Pratema Patil took her children because she wanted them to experience a historic moment.

"It's a way of showing them that things can get better cities can grow, voting matters, civic engagement matters, and there is a place for everyone, and everyone belongs," she said.

Her son, Shahan Patil Dutta, said he saw himself in the statue.

"Some of the other monuments in parks don't represent people of color so much, but this one does, so I can see myself in one of the monuments," he said.

The monument commemorating the love between civil rights icons Rev. Dr. Martin Luther King Jr. and Coretta Scott King was unveiled Friday.

Dr. Molefi Kete Asante is a professor of African American studies at Temple University. He and his wife traveled from Philadelphia to attend.

"Looking at the diversity of people who have come out here, and also just watching the fact that this celebration makes people happy, it shows me that there is an optimistic strand in the American society that we ought to not only celebrate, but we ought to encourage," said Asante.

Martin Luther King III, his wife Arndrea Waters King and their daughter Yolanda King spoke at Friday's unveiling of "The Embrace," a memorial honoring the legacy of Martin Luther King Jr. and Coretta Scott King.

"When I saw the unveiling of this statue, it was joy, happiness, some sadness as well as disappointment, because it reminded of how far we've come as a country and how far we need to go," said Ed Scheinbart of Watertown. "The progress we've made has been incredible, but this statue will bring home, I hope, to everyone who comes here from near and far, that we must embrace love and we must embrace humanity and see the goodness and the kindness in people."

Kenann McKenzie-DeFranza, president of the North Shore branch of the NAACP, said the event brought unity.

"I think we've been so polarized and to have an event in the city, the idea of embracing is really just a spiritual lesson for all of us," McKenzie-DeFranza said. "I also like the idea of embracing those we don't agree with sometimes, and this moment in our history, I think it's really critical that we rethink that position and embrace that idea."

NBC10 Boston's Latoyia Edwards was so impressed by Yolanda King's speech at Friday's unveiling of 'The Embrace' that she called her back up on the stage for an impromptu interview.

"He was a marvelous man, he did so much for the world -- not just African Americans, he was a man of peace and we need to honor him," said Nacie Graves.
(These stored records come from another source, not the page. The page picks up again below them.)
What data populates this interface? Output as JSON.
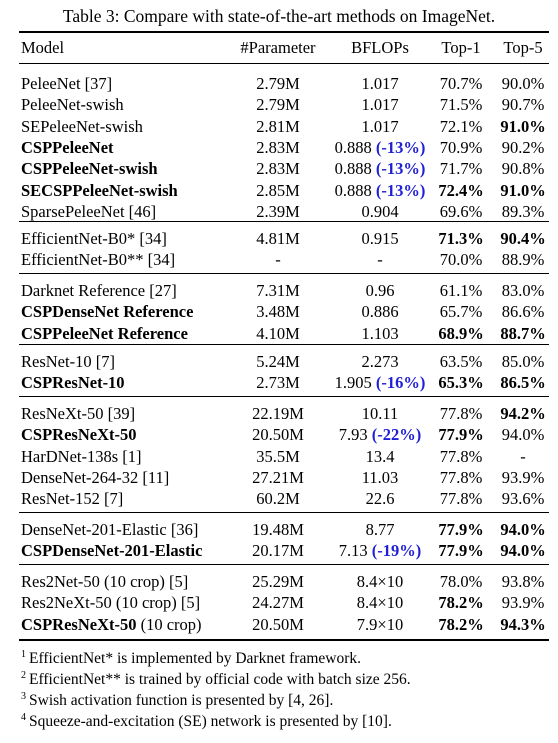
{
  "caption": "Table 3: Compare with state-of-the-art methods on ImageNet.",
  "headers": {
    "model": "Model",
    "params": "#Parameter",
    "flops": "BFLOPs",
    "top1": "Top-1",
    "top5": "Top-5"
  },
  "groups": [
    [
      {
        "model": "PeleeNet [37]",
        "params": "2.79M",
        "flops": "1.017",
        "top1": "70.7%",
        "top5": "90.0%"
      },
      {
        "model": "PeleeNet-swish",
        "params": "2.79M",
        "flops": "1.017",
        "top1": "71.5%",
        "top5": "90.7%"
      },
      {
        "model": "SEPeleeNet-swish",
        "params": "2.81M",
        "flops": "1.017",
        "top1": "72.1%",
        "top5": "91.0%",
        "top5_bold": true
      },
      {
        "model": "CSPPeleeNet",
        "model_bold": true,
        "params": "2.83M",
        "flops": "0.888",
        "flops_delta": "(-13%)",
        "top1": "70.9%",
        "top5": "90.2%"
      },
      {
        "model": "CSPPeleeNet-swish",
        "model_bold": true,
        "params": "2.83M",
        "flops": "0.888",
        "flops_delta": "(-13%)",
        "top1": "71.7%",
        "top5": "90.8%"
      },
      {
        "model": "SECSPPeleeNet-swish",
        "model_bold": true,
        "params": "2.85M",
        "flops": "0.888",
        "flops_delta": "(-13%)",
        "top1": "72.4%",
        "top1_bold": true,
        "top5": "91.0%",
        "top5_bold": true
      },
      {
        "model": "SparsePeleeNet [46]",
        "params": "2.39M",
        "flops": "0.904",
        "top1": "69.6%",
        "top5": "89.3%"
      }
    ],
    [
      {
        "model": "EfficientNet-B0* [34]",
        "params": "4.81M",
        "flops": "0.915",
        "top1": "71.3%",
        "top1_bold": true,
        "top5": "90.4%",
        "top5_bold": true
      },
      {
        "model": "EfficientNet-B0** [34]",
        "params": "-",
        "flops": "-",
        "top1": "70.0%",
        "top5": "88.9%"
      }
    ],
    [
      {
        "model": "Darknet Reference [27]",
        "params": "7.31M",
        "flops": "0.96",
        "top1": "61.1%",
        "top5": "83.0%"
      },
      {
        "model": "CSPDenseNet Reference",
        "model_bold": true,
        "params": "3.48M",
        "flops": "0.886",
        "top1": "65.7%",
        "top5": "86.6%"
      },
      {
        "model": "CSPPeleeNet Reference",
        "model_bold": true,
        "params": "4.10M",
        "flops": "1.103",
        "top1": "68.9%",
        "top1_bold": true,
        "top5": "88.7%",
        "top5_bold": true
      }
    ],
    [
      {
        "model": "ResNet-10 [7]",
        "params": "5.24M",
        "flops": "2.273",
        "top1": "63.5%",
        "top5": "85.0%"
      },
      {
        "model": "CSPResNet-10",
        "model_bold": true,
        "params": "2.73M",
        "flops": "1.905",
        "flops_delta": "(-16%)",
        "top1": "65.3%",
        "top1_bold": true,
        "top5": "86.5%",
        "top5_bold": true
      }
    ],
    [
      {
        "model": "ResNeXt-50 [39]",
        "params": "22.19M",
        "flops": "10.11",
        "top1": "77.8%",
        "top5": "94.2%",
        "top5_bold": true
      },
      {
        "model": "CSPResNeXt-50",
        "model_bold": true,
        "params": "20.50M",
        "flops": "7.93",
        "flops_delta": "(-22%)",
        "top1": "77.9%",
        "top1_bold": true,
        "top5": "94.0%"
      },
      {
        "model": "HarDNet-138s [1]",
        "params": "35.5M",
        "flops": "13.4",
        "top1": "77.8%",
        "top5": "-"
      },
      {
        "model": "DenseNet-264-32 [11]",
        "params": "27.21M",
        "flops": "11.03",
        "top1": "77.8%",
        "top5": "93.9%"
      },
      {
        "model": "ResNet-152 [7]",
        "params": "60.2M",
        "flops": "22.6",
        "top1": "77.8%",
        "top5": "93.6%"
      }
    ],
    [
      {
        "model": "DenseNet-201-Elastic [36]",
        "params": "19.48M",
        "flops": "8.77",
        "top1": "77.9%",
        "top1_bold": true,
        "top5": "94.0%",
        "top5_bold": true
      },
      {
        "model": "CSPDenseNet-201-Elastic",
        "model_bold": true,
        "params": "20.17M",
        "flops": "7.13",
        "flops_delta": "(-19%)",
        "top1": "77.9%",
        "top1_bold": true,
        "top5": "94.0%",
        "top5_bold": true
      }
    ],
    [
      {
        "model": "Res2Net-50 (10 crop) [5]",
        "params": "25.29M",
        "flops": "8.4×10",
        "top1": "78.0%",
        "top5": "93.8%"
      },
      {
        "model": "Res2NeXt-50 (10 crop) [5]",
        "params": "24.27M",
        "flops": "8.4×10",
        "top1": "78.2%",
        "top1_bold": true,
        "top5": "93.9%"
      },
      {
        "model": "CSPResNeXt-50",
        "model_bold": true,
        "model_suffix": " (10 crop)",
        "params": "20.50M",
        "flops": "7.9×10",
        "top1": "78.2%",
        "top1_bold": true,
        "top5": "94.3%",
        "top5_bold": true
      }
    ]
  ],
  "footnotes": [
    {
      "mark": "1",
      "text": "EfficientNet* is implemented by Darknet framework."
    },
    {
      "mark": "2",
      "text": "EfficientNet** is trained by official code with batch size 256."
    },
    {
      "mark": "3",
      "text": "Swish activation function is presented by [4, 26]."
    },
    {
      "mark": "4",
      "text": "Squeeze-and-excitation (SE) network is presented by [10]."
    }
  ]
}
The 82-year-old became emotional reflecting on her own experiences.

"We're in a better place because of him. There is still a lot to be done. Red lining still exists," Graves said. "I know when I went to buy my first house, we went out to Winchester and stopped in and the woman gave us a card. Didn't even go with us to see the house we wanted to see. That was many years ago, and things have changed, but it still exists."

Damien Williams and his family attended to celebrate their family members who were among the 65 activists also honored by the memorial.

"My grandfather is Vernon Carter and grandmother is Arlene Carter, who worked very closely with Martin Luther King when he came to Boston and the legacy that was done here, so seeing this come to full fruition and full circle, it's a beautiful thing the city of Boston has done here," he said.

"This is part of our life we need to continue to put it forward," said Elora Williams. "This isn't the end, we need to keep going and do community service and change the world for the better."